If dawn—when the cool air and lemon-coloured light bring out the outlines and differences between one thing and another, and infuse the town’s early risers with energy—comes in answer to the dark dream of night, evening is a celebration of the end of the red-hot day, when life had to take refuge inside the houses, and the sun and the heat were the sole masters of the deserted streets. At siesta time everything hardens to withstand the sun—the buildings and the trees and even the flowers in the gardens seem to turn to stone, and grin and bear it. The town clenches like a fist, and waits.

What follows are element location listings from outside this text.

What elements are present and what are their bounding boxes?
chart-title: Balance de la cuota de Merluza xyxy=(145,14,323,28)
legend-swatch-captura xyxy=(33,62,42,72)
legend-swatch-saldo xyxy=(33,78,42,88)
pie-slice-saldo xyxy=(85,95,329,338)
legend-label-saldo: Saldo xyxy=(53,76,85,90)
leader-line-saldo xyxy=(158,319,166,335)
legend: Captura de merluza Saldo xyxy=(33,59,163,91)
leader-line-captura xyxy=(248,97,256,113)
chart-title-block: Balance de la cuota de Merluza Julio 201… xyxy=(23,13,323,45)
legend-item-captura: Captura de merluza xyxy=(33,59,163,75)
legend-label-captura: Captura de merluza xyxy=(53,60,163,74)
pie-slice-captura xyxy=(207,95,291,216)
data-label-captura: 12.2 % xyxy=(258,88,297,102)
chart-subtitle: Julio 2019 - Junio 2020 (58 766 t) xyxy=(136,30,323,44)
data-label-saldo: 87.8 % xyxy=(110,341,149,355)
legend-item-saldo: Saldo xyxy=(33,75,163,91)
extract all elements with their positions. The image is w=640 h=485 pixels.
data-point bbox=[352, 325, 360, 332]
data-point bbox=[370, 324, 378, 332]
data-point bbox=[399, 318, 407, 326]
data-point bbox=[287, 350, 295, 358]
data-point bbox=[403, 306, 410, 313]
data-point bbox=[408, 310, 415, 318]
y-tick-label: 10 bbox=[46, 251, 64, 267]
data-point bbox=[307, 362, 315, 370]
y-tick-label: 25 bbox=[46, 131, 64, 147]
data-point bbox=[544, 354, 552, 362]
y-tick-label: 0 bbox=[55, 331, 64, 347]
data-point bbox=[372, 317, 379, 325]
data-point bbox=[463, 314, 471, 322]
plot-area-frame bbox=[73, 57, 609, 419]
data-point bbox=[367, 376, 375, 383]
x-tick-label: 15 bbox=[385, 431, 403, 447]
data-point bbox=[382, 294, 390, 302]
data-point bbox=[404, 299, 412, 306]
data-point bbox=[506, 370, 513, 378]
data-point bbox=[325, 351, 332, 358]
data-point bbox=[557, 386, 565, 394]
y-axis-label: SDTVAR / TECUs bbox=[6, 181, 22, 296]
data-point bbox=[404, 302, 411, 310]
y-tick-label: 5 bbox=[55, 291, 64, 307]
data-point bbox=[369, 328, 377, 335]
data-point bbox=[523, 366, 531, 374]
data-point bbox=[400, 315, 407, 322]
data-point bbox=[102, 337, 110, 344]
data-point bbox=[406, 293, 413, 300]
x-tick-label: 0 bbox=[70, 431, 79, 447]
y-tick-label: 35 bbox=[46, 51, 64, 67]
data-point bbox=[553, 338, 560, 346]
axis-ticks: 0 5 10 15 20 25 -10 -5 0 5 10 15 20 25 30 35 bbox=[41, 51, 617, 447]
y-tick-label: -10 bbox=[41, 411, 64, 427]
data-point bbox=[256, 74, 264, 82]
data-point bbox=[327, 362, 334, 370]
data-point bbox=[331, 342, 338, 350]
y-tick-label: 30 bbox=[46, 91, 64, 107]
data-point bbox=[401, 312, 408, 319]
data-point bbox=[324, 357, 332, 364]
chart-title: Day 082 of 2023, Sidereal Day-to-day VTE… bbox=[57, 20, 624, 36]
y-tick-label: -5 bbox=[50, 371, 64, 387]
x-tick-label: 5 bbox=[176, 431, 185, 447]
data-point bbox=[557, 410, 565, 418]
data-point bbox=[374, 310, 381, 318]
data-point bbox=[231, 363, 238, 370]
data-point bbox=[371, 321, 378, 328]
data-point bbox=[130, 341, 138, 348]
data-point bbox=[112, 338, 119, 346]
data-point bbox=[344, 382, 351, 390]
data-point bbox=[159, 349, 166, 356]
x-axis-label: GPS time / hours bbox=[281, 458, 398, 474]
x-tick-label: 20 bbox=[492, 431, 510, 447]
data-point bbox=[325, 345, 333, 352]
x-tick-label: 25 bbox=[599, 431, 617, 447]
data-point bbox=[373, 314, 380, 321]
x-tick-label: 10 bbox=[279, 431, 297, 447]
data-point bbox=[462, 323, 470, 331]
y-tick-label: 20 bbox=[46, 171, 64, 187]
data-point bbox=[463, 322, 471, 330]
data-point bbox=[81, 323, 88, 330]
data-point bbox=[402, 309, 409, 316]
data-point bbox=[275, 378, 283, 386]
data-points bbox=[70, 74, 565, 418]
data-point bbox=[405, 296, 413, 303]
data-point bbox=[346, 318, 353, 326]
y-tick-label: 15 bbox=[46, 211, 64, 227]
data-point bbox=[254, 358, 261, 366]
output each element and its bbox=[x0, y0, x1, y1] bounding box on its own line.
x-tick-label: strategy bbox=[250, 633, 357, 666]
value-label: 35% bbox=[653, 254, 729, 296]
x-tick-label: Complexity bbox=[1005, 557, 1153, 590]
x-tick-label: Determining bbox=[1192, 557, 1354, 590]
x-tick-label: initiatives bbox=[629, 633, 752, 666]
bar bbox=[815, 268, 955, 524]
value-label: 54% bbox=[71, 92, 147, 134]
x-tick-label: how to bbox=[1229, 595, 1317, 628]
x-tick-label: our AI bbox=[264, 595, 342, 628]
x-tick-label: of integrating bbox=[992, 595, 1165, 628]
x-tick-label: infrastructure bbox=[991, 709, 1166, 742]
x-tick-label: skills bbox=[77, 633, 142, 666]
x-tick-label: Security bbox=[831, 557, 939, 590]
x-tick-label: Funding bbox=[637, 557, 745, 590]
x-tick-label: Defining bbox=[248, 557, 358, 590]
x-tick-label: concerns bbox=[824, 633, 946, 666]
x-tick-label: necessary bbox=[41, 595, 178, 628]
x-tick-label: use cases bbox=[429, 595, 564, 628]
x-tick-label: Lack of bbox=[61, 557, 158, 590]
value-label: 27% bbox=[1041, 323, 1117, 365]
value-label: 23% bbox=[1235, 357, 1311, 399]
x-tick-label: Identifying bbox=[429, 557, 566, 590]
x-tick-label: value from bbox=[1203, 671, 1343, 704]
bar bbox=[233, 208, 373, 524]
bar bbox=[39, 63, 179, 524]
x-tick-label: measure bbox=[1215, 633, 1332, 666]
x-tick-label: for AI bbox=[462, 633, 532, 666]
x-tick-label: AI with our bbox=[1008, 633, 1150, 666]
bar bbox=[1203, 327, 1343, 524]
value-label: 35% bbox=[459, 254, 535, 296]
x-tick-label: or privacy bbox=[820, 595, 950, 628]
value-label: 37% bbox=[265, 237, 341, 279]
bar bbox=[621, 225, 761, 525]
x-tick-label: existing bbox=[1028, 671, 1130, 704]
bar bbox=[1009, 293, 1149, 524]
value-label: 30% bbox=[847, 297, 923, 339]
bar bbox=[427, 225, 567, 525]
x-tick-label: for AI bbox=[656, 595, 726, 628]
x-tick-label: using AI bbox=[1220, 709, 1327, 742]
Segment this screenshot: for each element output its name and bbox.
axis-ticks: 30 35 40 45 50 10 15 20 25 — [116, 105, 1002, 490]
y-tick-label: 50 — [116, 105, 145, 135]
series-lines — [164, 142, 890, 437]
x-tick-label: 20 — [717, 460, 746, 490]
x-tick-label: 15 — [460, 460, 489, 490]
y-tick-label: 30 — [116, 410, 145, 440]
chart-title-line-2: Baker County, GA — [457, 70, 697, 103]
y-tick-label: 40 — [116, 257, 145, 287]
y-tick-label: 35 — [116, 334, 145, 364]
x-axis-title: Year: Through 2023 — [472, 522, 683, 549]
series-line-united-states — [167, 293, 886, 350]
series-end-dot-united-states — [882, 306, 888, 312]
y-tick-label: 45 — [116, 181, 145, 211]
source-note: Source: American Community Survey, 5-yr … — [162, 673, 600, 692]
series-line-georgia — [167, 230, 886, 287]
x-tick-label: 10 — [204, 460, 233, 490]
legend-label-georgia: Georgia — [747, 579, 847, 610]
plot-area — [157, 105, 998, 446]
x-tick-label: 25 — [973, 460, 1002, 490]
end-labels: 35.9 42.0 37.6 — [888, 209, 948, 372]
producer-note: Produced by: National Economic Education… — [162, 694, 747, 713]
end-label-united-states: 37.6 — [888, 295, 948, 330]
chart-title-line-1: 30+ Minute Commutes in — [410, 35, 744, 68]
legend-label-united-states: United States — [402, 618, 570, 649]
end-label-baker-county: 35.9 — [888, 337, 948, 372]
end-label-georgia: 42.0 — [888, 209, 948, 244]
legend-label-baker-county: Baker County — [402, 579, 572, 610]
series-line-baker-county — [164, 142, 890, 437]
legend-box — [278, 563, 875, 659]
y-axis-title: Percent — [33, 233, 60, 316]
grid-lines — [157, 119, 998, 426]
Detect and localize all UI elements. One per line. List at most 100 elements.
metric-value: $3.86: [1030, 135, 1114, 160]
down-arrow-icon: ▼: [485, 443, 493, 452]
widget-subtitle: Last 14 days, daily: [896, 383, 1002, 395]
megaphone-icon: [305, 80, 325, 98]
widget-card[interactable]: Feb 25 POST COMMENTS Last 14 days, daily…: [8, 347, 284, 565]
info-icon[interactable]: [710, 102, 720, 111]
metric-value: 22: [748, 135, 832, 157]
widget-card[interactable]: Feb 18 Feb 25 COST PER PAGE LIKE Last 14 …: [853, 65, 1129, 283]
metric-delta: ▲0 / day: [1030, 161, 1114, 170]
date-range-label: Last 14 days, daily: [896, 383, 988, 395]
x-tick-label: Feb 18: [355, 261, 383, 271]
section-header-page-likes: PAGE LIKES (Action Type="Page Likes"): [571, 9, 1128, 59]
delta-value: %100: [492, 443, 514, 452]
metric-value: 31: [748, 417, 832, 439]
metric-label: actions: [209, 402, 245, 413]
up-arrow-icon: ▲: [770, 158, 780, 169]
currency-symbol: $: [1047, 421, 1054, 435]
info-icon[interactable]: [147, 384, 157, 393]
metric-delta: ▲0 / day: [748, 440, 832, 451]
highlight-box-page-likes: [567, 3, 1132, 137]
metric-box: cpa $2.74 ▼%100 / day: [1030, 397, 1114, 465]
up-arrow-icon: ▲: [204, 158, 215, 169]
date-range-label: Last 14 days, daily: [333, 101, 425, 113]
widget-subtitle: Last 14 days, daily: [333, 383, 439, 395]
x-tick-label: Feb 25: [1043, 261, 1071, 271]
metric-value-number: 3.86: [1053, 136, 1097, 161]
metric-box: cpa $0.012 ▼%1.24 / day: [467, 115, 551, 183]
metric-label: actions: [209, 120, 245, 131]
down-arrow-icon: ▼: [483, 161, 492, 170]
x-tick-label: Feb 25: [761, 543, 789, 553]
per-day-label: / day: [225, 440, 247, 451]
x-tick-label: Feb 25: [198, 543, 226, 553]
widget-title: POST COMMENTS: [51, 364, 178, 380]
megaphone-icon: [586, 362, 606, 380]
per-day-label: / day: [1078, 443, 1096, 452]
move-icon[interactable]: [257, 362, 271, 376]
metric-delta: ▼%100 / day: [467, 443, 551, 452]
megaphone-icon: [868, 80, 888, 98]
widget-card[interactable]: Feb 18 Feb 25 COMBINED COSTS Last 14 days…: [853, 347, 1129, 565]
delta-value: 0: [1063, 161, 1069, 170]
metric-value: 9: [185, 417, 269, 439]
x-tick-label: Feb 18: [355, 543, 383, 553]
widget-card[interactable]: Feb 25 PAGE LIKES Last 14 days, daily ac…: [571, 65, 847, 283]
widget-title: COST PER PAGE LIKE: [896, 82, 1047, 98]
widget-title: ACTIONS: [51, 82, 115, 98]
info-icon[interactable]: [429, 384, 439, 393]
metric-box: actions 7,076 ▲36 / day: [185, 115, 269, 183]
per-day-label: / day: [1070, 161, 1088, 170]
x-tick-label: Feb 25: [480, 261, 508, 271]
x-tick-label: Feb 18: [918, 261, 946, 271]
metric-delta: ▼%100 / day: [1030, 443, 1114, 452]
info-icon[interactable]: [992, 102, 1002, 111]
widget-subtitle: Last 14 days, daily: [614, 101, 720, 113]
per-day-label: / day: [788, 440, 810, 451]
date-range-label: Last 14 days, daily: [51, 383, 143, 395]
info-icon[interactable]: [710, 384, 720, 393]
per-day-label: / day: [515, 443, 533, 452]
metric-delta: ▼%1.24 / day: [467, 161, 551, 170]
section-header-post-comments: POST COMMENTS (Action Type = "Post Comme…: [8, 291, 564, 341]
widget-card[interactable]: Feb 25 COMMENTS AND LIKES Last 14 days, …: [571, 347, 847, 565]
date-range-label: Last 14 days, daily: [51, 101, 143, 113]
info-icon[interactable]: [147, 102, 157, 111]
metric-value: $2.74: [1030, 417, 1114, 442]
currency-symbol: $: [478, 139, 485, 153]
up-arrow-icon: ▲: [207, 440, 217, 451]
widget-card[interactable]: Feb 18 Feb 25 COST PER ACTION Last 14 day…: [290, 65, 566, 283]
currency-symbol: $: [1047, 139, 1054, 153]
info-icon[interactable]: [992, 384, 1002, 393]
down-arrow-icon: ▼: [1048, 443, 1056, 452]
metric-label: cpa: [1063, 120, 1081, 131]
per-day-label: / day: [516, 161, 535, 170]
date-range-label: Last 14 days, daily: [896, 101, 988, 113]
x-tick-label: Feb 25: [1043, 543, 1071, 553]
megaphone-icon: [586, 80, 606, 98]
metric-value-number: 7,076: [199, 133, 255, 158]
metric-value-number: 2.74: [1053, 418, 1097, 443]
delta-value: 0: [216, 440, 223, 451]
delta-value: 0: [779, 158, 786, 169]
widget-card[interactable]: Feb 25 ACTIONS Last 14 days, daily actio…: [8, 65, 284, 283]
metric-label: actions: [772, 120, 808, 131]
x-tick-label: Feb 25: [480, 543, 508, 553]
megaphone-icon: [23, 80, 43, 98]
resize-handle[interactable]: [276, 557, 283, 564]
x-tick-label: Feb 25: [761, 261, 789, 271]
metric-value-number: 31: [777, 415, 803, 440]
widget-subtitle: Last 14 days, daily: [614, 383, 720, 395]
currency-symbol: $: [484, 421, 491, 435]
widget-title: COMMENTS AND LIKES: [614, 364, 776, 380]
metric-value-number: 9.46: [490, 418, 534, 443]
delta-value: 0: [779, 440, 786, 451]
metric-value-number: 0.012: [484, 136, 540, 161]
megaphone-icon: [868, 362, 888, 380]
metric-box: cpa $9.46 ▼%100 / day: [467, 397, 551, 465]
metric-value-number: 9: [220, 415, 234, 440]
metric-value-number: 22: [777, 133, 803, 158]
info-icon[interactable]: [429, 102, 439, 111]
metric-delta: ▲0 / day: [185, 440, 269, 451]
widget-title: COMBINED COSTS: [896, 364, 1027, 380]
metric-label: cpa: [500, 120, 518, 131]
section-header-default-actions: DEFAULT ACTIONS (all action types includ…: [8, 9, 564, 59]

Evening is the relaxation of all that pent-up tension. The doors and windows that were sealed against the light and heat are flung wide, releasing the breath held within; and the entire town spills unhurriedly out of its houses, softly, like a hand opening, to walk the sidewalks and streets, ride their bicycles, put their chairs out on the sidewalk, gather on every street corner, in shops and bars, to chat with neighbours. No one stays indoors at that time of day—all the life of Malihuel is out on the streets. As day recedes, the street lights catch fire—dimly, save in the two streets with mercury lamps—and the light of the houses spills yellow out of the open windows and doors, guiding passers-by from one to the other, like Chinese lanterns in a purple dusk. The town lights up as the surrounding fields darken, and it is never more beautiful or more fragile than the moment it seems to ripple over the plain, soft and evanescent like an alcohol flame in a half-lit room. Then, everything is fire—the houses are blue flames and the streets long flaming wicks, the trees torches, the vehicles embers, the people candles that move by themselves as if carried, and even the omnipresent dust, whipped up by the wind from the endless fields, becomes a smoky incense and softens the outlines, perfumed by successive passes of the sprinkler truck. Everything seems momentarily redeemed and justified by the grace of the light—as in Millet’s Angelus, the world is one. It’s nothing but an illusion of course—a hybrid of the magic of the light and the sentimentalism of the observer, who watches it now from the top of the coach that pulls inexorably away, and who could be forgiven for thinking, for a moment while the illusion lasts, that there is no better place on earth to live.